I generally take a step into the chancel with each phrase that the Congregation says during the introit.

Past Elder said...

Well Judas jumping in the sacristy, we could just chop the confession and absolution off entirely and leave it optional like the bleeding LBW! No messy reminder of sin.

I think rather our confession and absolution in the West gets confused with the prayers in the sacristy while vesting results from a dislocation of its proper place at the beginning of the Mass of the Faithful / Service of the Sacrament rather than at the beginning of the Mass of the Catechumens / Service of the Word.

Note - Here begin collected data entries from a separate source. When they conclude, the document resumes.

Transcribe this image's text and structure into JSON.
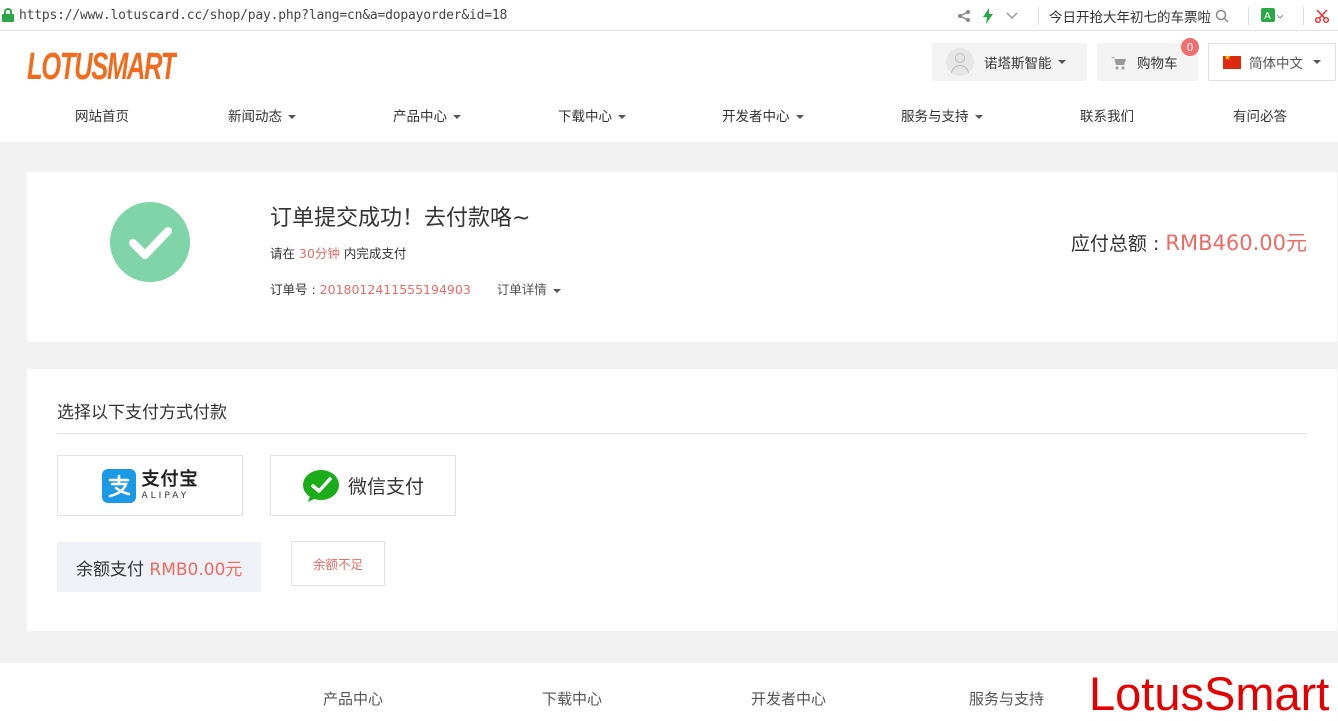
{
  "browser": {
    "url": "https://www.lotuscard.cc/shop/pay.php?lang=cn&a=dopayorder&id=18",
    "search_text": "今日开抢大年初七的车票啦"
  },
  "header": {
    "logo_text": "LOTUSMART",
    "user_name": "诺塔斯智能",
    "cart_label": "购物车",
    "cart_count": "0",
    "language": "简体中文"
  },
  "nav": {
    "items": [
      {
        "label": "网站首页",
        "dropdown": false
      },
      {
        "label": "新闻动态",
        "dropdown": true
      },
      {
        "label": "产品中心",
        "dropdown": true
      },
      {
        "label": "下载中心",
        "dropdown": true
      },
      {
        "label": "开发者中心",
        "dropdown": true
      },
      {
        "label": "服务与支持",
        "dropdown": true
      },
      {
        "label": "联系我们",
        "dropdown": false
      },
      {
        "label": "有问必答",
        "dropdown": false
      }
    ]
  },
  "order": {
    "title": "订单提交成功！去付款咯~",
    "note_prefix": "请在",
    "note_time": "30分钟",
    "note_suffix": "内完成支付",
    "order_no_label": "订单号 : ",
    "order_no": "2018012411555194903",
    "detail_label": "订单详情",
    "amount_label": "应付总额 : ",
    "amount_value": "RMB460.00元"
  },
  "payment": {
    "title": "选择以下支付方式付款",
    "alipay_cn": "支付宝",
    "alipay_en": "ALIPAY",
    "wechat_label": "微信支付",
    "balance_label": "余额支付 ",
    "balance_value": "RMB0.00元",
    "insufficient_label": "余额不足"
  },
  "footer": {
    "items": [
      "产品中心",
      "下载中心",
      "开发者中心",
      "服务与支持"
    ]
  },
  "watermark": "LotusSmart",
  "colors": {
    "accent_red": "#ec6b64",
    "success_green": "#7fd4a8",
    "logo_orange": "#f26b1d",
    "alipay_blue": "#1a9ae6",
    "wechat_green": "#1aad19"
  }
}
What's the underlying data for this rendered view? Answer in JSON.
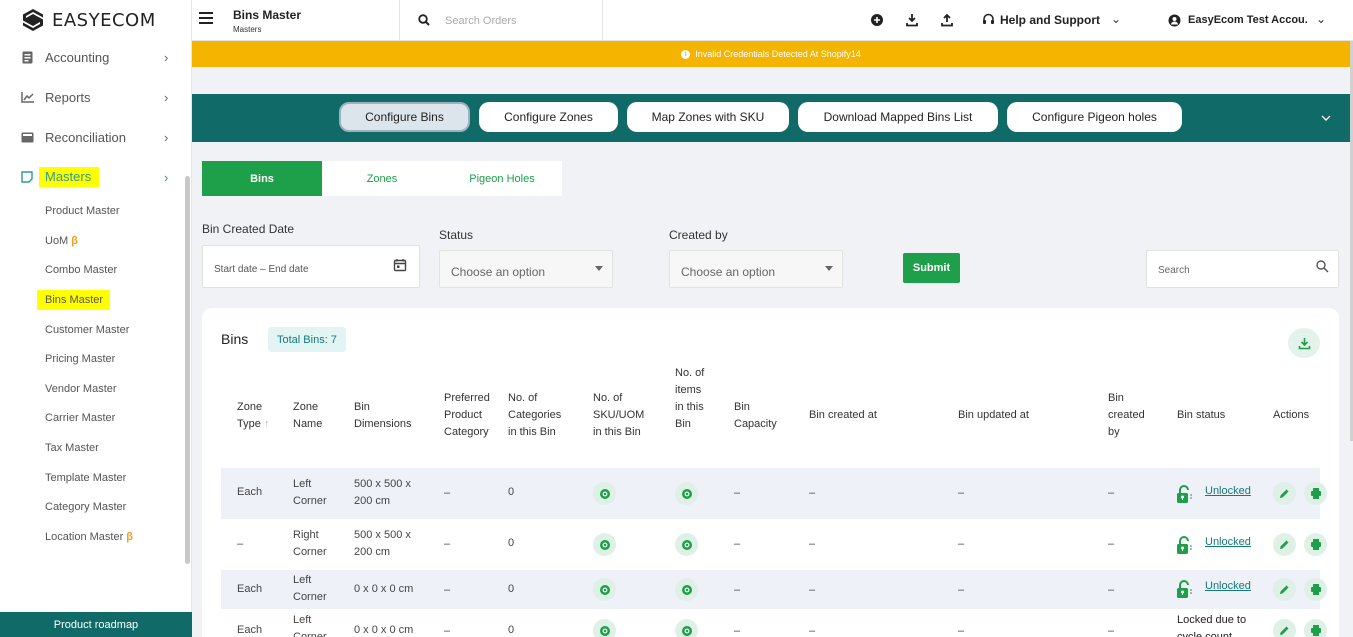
{
  "brand": {
    "name": "EASYECOM"
  },
  "sidebar": {
    "main_items": [
      {
        "label": "Accounting",
        "icon": "accounting-icon"
      },
      {
        "label": "Reports",
        "icon": "reports-icon"
      },
      {
        "label": "Reconciliation",
        "icon": "reconciliation-icon"
      },
      {
        "label": "Masters",
        "icon": "masters-icon"
      }
    ],
    "sub_items": [
      {
        "label": "Product Master"
      },
      {
        "label": "UoM",
        "beta": "β"
      },
      {
        "label": "Combo Master"
      },
      {
        "label": "Bins Master"
      },
      {
        "label": "Customer Master"
      },
      {
        "label": "Pricing Master"
      },
      {
        "label": "Vendor Master"
      },
      {
        "label": "Carrier Master"
      },
      {
        "label": "Tax Master"
      },
      {
        "label": "Template Master"
      },
      {
        "label": "Category Master"
      },
      {
        "label": "Location Master",
        "beta": "β"
      }
    ],
    "roadmap_label": "Product roadmap"
  },
  "header": {
    "title": "Bins Master",
    "breadcrumb": "Masters",
    "search_placeholder": "Search Orders",
    "help_label": "Help and Support",
    "user_name": "EasyEcom Test Accou..."
  },
  "alert": {
    "text": "Invalid Credentials Detected At Shopify14"
  },
  "toolbar": {
    "buttons": [
      {
        "label": "Configure Bins"
      },
      {
        "label": "Configure Zones"
      },
      {
        "label": "Map Zones with SKU"
      },
      {
        "label": "Download Mapped Bins List"
      },
      {
        "label": "Configure Pigeon holes"
      }
    ]
  },
  "subtabs": [
    {
      "label": "Bins"
    },
    {
      "label": "Zones"
    },
    {
      "label": "Pigeon Holes"
    }
  ],
  "filters": {
    "date_label": "Bin Created Date",
    "date_start": "Start date",
    "date_sep": "–",
    "date_end": "End date",
    "status_label": "Status",
    "status_placeholder": "Choose an option",
    "created_by_label": "Created by",
    "created_by_placeholder": "Choose an option",
    "submit_label": "Submit",
    "search_placeholder": "Search"
  },
  "table": {
    "title": "Bins",
    "total_label": "Total Bins: 7",
    "columns": [
      "Zone Type",
      "Zone Name",
      "Bin Dimensions",
      "Preferred Product Category",
      "No. of Categories in this Bin",
      "No. of SKU/UOM in this Bin",
      "No. of items in this Bin",
      "Bin Capacity",
      "Bin created at",
      "Bin updated at",
      "Bin created by",
      "Bin status",
      "Actions"
    ],
    "rows": [
      {
        "zone_type": "Each",
        "zone_name": "Left Corner",
        "dims": "500 x 500 x 200 cm",
        "pref": "–",
        "cats": "0",
        "capacity": "–",
        "created": "–",
        "updated": "–",
        "by": "–",
        "status": "Unlocked"
      },
      {
        "zone_type": "–",
        "zone_name": "Right Corner",
        "dims": "500 x 500 x 200 cm",
        "pref": "–",
        "cats": "0",
        "capacity": "–",
        "created": "–",
        "updated": "–",
        "by": "–",
        "status": "Unlocked"
      },
      {
        "zone_type": "Each",
        "zone_name": "Left Corner",
        "dims": "0 x 0 x 0 cm",
        "pref": "–",
        "cats": "0",
        "capacity": "–",
        "created": "–",
        "updated": "–",
        "by": "–",
        "status": "Unlocked"
      },
      {
        "zone_type": "Each",
        "zone_name": "Left Corner",
        "dims": "0 x 0 x 0 cm",
        "pref": "–",
        "cats": "0",
        "capacity": "–",
        "created": "–",
        "updated": "–",
        "by": "–",
        "status": "Locked due to cycle count"
      }
    ]
  },
  "colors": {
    "accent_teal": "#106a68",
    "green": "#1e9f4a",
    "alert": "#f4b400",
    "highlight": "#ffff00"
  }
}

The first of the two parts is open to all, believer, those not baptised but under instruction, and non-believer alike, but only the believer can truly confess to and be absolved by the God whom the others have not professed. It is not a prayer they can pray, therefore the penitential language, while not a confession and absolution per se, is found in the Prayer of the Faithful and the Great Entrance in the Eastern liturgy.

So we have an out of place penitential segment followed by an entrance verse after you've entered (introit) followed by a petitionary prayer minus the petitions (kyrie) to start our liturgy. Oy.

About enough to drive you to DSI. Except if you're going to Greek up the kyrie into something more like the First Litany from which it comes, why not put the penitential thing where it is in the Greek Mass (yeah, I know, EO guys, not a good phrase for it)?

Or we could zap the introits into nonexistence and put the kyrie before the absolution, like my former synod did in their hack job on the Common Service.

Or we cold just do the Common Service. There, that's the one!

BTW vesting prayers in the sacristy are a riot in Latin when the vestments don't fit and you gotta help the priest with them -- from the notes of a former altar boy.